Am 1. Mai hat es Kevin Kühnert, der Chef der Jusos, krachen lassen. In einem Interview mit der ZEIT sagte der selbsterklärte Sozialist auf die Frage, ob Unternehmen wie BMW kollektiviert werden sollten: „Mir ist weniger wichtig, ob am Ende auf dem Klingelschild von BMW staatlicher Automobilbetrieb steht oder genossenschaftlicher Automobilbetrieb oder ob das Kollektiv entscheidet, dass es BMW in dieser Form nicht mehr braucht.“ Außerdem machte er den Vorschlag, dass jeder maximal den Wohnraum besitzen sollte, den er bewohnt.
Das Echo war ziemlich deutlich. Die BILD-Zeitung bescheinigte Kühnert finstersten „DDR-Sprech“. Die CDU-Vorsitzende Kramp-Karrenbauer verglich ihn mehr oder weniger mit einem bissigen Hund. Und auch aus der SPD bekam er keine Unterstützung. Die Parteichefin, Andrea Nahles, hielt seine Thesen für falsch. Ein vergleichsweise hochrangiger Genosse forderte sogar seinen Parteiausschluss. Aber ist das, was Kevin Kühnert im Interview gesagt hat, wirklich so unsagbar?
Als studierter Volkswirt ist mir bisher noch kein Modell vom Sozialismus über den Weg gelaufen, das mich wirklich überzeugt hat. Bisher scheint für mich Kapitalismus bzw. die deutsche Variante der sozialen Marktwirtschaft die besseren Ergebnisse zu liefern.
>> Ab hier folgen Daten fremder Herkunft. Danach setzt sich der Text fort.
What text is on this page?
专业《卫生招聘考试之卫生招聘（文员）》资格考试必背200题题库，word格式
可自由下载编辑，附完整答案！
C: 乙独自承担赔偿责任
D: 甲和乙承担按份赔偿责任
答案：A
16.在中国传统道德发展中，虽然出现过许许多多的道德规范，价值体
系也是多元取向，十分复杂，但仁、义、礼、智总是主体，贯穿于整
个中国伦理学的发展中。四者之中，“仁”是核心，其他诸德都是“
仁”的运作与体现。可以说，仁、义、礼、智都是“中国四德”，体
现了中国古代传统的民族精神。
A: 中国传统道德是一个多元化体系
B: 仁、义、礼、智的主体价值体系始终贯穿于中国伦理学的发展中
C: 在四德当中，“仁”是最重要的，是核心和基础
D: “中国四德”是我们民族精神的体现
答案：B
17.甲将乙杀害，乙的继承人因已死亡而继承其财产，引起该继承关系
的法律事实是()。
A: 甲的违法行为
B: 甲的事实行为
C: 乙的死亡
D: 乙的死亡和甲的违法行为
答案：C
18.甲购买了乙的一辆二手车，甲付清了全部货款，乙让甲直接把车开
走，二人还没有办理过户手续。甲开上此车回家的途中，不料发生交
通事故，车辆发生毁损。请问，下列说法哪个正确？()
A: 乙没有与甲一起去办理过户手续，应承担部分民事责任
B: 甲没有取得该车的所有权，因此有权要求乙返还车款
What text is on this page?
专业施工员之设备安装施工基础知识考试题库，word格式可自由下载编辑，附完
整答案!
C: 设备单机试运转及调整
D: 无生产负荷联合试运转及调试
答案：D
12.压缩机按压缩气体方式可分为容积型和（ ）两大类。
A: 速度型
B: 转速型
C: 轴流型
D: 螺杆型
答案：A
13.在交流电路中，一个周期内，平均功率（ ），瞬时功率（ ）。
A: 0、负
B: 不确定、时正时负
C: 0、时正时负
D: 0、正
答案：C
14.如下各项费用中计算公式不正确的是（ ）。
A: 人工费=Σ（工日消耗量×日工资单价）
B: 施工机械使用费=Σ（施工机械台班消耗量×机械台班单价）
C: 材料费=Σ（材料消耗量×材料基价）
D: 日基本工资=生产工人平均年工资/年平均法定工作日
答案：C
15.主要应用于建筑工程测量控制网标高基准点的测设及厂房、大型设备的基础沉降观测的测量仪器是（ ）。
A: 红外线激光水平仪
Aber wir haben handfeste Probleme, die durch den derzeit praktizierten Kapitalismus zumindest nicht gelöst werden: Klimawandel, Umweltzerstörung, Ungleichheit, Menschenrechtsverletzungen.
Die Präsidentin der Mozilla-Stiftung, Mitchell Baker, hat im 1E9-Interview auch unseren derzeitigen Frust mit dem Zustand des Internets auf unser Wirtschaftssystem zurückgeführt, also Datensammelwut und Machtkonzentration: „Da wir den Erfolg von Firmen am finanziellen Gewinn festmachen, den sie ihren Aktionären bescheren, dürfen wir uns nicht wundern, dass sich Unternehmen genau darauf konzentrieren: Gewinne maximieren.“
Die öffentliche Debatte war schockierend schablonenhaft
Deswegen finde ich die Gedanken von Kevin Kühnert, die im Grunde nichts anderes sind als die Aufforderung zu einer gesellschaftlichen Debatte, auf den zweiten Blick ganz interessant. Das hat er schließlich auch gesagt: „Wenn wir Sozialismus sagen, haben wir oft Bilder aus der Marxschen Zeit vor uns: große Fabriken, die nicht denen gehören, die darin arbeiten. In unsere heutige Zeit übersetzt, reden wir über den Umgang mit Internetgiganten, den Zugang zu großen Datenmengen und ob das wirklich in privatwirtschaftlicher Hand sein sollte. Der Grundsatz ist unverändert: Was unser Leben bestimmt, soll in der Hand der Gesellschaft sein und demokratisch von ihr bestimmt werden. Eine Welt, in der Menschen ihren Bedürfnissen nachgehen können. Eine Demokratisierung aller Lebensbereiche.“ Und er ergänzte, dass auch der Sozialismus mit Marktmechanismen arbeiten müssen werde.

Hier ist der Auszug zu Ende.